Construct 2 maintains the current bundle structure for plans 50Mbps and below, but would set a flat wholesale price on services 100Mbps and above; Construct 3 would offer flat pricing across the board.
It’s not clear if the working groups are specifically developing these constructs further or are perhaps using the assumptions for each as a basis to propose their own separate models.
What is clear is that the retail service providers (RSPs) aren’t interested in Construct 1 – that is, keeping the current plan structure of fixed and variable costs for all NBN services, even if the variable (“volumetric”) costs are reduced.

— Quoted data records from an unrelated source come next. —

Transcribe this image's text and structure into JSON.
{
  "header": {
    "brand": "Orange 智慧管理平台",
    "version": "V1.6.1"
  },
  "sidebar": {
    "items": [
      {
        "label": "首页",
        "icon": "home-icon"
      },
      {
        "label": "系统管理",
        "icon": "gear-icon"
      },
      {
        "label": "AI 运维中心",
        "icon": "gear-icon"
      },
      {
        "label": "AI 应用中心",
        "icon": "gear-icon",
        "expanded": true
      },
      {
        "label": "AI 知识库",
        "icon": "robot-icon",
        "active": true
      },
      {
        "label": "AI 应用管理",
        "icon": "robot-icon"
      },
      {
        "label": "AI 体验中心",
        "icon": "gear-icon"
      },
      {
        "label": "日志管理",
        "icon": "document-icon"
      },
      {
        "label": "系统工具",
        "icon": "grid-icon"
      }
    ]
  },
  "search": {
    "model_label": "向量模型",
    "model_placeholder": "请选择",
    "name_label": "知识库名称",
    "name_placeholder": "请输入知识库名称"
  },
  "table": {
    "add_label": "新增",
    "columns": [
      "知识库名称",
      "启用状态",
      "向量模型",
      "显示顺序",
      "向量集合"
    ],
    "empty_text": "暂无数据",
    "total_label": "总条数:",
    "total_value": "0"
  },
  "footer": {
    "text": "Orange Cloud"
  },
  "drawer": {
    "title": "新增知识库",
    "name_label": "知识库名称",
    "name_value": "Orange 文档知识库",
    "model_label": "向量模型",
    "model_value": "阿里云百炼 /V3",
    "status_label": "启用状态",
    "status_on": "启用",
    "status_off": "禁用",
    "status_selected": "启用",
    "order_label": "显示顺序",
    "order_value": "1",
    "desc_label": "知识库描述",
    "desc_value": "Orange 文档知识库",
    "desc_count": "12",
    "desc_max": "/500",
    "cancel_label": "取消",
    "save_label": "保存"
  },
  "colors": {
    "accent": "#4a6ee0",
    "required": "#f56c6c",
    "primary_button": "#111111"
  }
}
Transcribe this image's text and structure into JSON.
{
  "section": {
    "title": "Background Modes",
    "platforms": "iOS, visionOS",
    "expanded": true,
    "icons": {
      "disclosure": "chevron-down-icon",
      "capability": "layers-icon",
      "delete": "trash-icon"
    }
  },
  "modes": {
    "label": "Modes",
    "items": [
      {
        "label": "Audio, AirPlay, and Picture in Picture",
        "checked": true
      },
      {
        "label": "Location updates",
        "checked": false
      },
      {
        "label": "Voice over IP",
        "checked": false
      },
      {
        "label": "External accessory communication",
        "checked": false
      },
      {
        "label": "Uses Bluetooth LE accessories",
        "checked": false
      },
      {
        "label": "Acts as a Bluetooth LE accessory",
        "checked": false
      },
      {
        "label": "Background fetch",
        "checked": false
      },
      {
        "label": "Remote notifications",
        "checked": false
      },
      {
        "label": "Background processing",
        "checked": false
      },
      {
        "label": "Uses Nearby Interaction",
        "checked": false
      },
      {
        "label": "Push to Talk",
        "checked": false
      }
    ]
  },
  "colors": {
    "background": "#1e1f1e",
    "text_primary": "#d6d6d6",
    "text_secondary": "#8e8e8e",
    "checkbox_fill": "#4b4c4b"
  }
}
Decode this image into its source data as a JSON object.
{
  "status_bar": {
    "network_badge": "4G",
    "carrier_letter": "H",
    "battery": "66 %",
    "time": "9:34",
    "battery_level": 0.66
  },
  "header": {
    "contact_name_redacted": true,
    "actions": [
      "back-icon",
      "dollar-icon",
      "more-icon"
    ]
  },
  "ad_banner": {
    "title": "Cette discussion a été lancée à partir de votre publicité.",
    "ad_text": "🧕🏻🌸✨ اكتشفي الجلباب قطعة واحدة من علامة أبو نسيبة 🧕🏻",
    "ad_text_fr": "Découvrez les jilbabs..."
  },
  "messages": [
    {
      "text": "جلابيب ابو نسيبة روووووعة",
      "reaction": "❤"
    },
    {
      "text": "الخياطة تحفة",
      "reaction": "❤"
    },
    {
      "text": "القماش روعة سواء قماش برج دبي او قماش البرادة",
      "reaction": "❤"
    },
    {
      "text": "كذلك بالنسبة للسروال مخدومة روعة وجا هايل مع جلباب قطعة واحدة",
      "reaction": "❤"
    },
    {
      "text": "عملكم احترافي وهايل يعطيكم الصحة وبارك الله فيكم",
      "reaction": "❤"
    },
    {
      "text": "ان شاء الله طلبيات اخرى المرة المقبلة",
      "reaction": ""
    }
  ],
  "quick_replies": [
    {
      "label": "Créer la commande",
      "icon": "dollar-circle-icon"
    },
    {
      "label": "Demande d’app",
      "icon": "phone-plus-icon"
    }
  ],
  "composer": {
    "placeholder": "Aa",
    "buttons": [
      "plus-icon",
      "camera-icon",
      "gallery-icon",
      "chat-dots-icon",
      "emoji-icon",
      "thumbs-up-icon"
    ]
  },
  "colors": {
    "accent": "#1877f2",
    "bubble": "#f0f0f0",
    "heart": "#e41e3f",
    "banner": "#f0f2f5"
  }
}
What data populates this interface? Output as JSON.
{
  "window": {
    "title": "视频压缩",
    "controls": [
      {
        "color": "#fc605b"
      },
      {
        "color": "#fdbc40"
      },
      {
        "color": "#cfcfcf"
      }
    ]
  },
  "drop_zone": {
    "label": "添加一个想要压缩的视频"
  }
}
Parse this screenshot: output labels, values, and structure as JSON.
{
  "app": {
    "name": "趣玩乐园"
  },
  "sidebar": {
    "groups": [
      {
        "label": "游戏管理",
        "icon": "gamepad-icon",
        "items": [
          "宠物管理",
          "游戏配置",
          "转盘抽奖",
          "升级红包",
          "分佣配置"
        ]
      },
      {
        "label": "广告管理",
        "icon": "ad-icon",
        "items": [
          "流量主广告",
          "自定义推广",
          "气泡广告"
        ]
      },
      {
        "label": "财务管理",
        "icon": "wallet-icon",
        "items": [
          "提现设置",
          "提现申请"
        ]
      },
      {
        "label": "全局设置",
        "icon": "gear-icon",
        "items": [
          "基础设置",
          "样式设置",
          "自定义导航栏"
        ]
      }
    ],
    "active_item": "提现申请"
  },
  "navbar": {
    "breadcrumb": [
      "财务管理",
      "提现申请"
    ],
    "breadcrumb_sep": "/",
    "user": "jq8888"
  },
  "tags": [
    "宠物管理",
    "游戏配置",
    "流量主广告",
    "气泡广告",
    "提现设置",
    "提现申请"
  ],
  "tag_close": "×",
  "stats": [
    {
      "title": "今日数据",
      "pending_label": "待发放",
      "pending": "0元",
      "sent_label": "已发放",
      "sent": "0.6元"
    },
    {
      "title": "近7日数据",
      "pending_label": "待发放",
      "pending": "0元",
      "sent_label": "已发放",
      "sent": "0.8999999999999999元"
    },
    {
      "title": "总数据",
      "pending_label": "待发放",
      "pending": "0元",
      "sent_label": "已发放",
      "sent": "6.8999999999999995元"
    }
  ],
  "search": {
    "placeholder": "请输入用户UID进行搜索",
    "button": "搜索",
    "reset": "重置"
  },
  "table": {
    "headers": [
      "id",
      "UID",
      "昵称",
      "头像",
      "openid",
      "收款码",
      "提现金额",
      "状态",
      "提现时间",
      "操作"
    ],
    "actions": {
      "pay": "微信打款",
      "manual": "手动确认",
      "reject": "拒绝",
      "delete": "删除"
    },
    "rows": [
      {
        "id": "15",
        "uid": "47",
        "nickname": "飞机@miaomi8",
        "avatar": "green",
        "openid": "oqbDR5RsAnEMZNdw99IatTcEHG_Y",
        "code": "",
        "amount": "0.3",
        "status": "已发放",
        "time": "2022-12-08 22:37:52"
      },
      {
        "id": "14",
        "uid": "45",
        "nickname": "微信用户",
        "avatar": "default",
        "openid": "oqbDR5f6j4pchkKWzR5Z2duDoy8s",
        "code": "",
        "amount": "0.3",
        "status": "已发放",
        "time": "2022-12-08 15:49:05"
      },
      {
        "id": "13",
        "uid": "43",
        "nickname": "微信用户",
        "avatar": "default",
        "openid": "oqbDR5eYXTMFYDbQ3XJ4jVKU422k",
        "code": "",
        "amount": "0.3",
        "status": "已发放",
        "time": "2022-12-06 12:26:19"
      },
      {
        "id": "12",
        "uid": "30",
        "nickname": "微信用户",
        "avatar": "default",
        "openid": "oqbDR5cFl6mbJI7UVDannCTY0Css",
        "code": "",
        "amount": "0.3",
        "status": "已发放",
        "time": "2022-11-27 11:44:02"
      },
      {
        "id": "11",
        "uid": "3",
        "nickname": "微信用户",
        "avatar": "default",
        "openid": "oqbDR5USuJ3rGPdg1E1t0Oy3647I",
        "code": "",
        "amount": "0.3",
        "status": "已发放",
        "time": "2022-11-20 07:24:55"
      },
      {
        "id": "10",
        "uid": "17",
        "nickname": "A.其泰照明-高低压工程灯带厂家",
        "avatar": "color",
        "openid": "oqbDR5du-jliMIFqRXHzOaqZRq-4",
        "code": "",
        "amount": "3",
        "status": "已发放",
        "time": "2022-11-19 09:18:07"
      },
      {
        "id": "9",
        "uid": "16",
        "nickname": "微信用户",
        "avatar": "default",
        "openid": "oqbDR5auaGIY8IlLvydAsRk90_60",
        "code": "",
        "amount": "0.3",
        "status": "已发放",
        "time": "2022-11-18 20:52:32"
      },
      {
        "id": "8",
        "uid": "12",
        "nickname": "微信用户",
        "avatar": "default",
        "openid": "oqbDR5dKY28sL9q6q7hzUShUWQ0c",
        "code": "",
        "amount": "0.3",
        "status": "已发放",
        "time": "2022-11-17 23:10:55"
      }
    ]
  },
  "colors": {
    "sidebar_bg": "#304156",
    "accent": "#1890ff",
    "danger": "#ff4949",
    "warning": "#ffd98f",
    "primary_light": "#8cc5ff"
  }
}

“The group agreed to initially focus its work program on developing two product and pricing models and an agreed set of principles, or scorecard, against which to assess them,” working group convener the Australian Competition and Consumer Commission (ACCC) said in a summary of the August 12 meeting, released today. [pdf]
“One model involves flat rate charges while the other retains some volumetric components.
“The group will commence work on developing these product and pricing models, with a ‘notional’ value for the average revenue per user requirement used as a working assumption until more detailed estimates are available.”
To aid in its modelling and sums, the working group is hoping to understand “the proportional split of the NBN cost base between costs that are relatively fixed and those that scale with additional network utilisation.”
There’s been a long-term effort to better understand how NBN Co incurs costs and to what extent its spending might be considered efficient, which has previously failed to progress in each of the mostly regulatory avenues it’s been pursued in.
RSPs are hoping that the renegotiation of price and non-price terms will prove to be the appropriate avenue to progress the costs discussion.
Any price models that the working group proposes will be kept “simple and straightforward” for now.
It appears all sides of the negotiation favour “maintaining support for retail differentiation” in the models, though exactly what that looks like remains uncertain.
NBN Co has raised concerns through the process to date that moving to a flat pricing model could produce homogenous broadband offers with little to differentiate between providers, though not everyone agrees that this is likely to be the outcome of changing NBN Co’s pricing structure.
Participants of the working groups intend to draft a series of papers to present at the next meeting on September 9.
This will include “initial drafts of each of the proposed product and pricing models (focusing on what product features and tariff items would make up a good product construct)” – meaning it could be a matter of weeks before it is clear how close or far apart NBN Co and the industry are on what they believe is a feasible and acceptable future price construct for NBN services.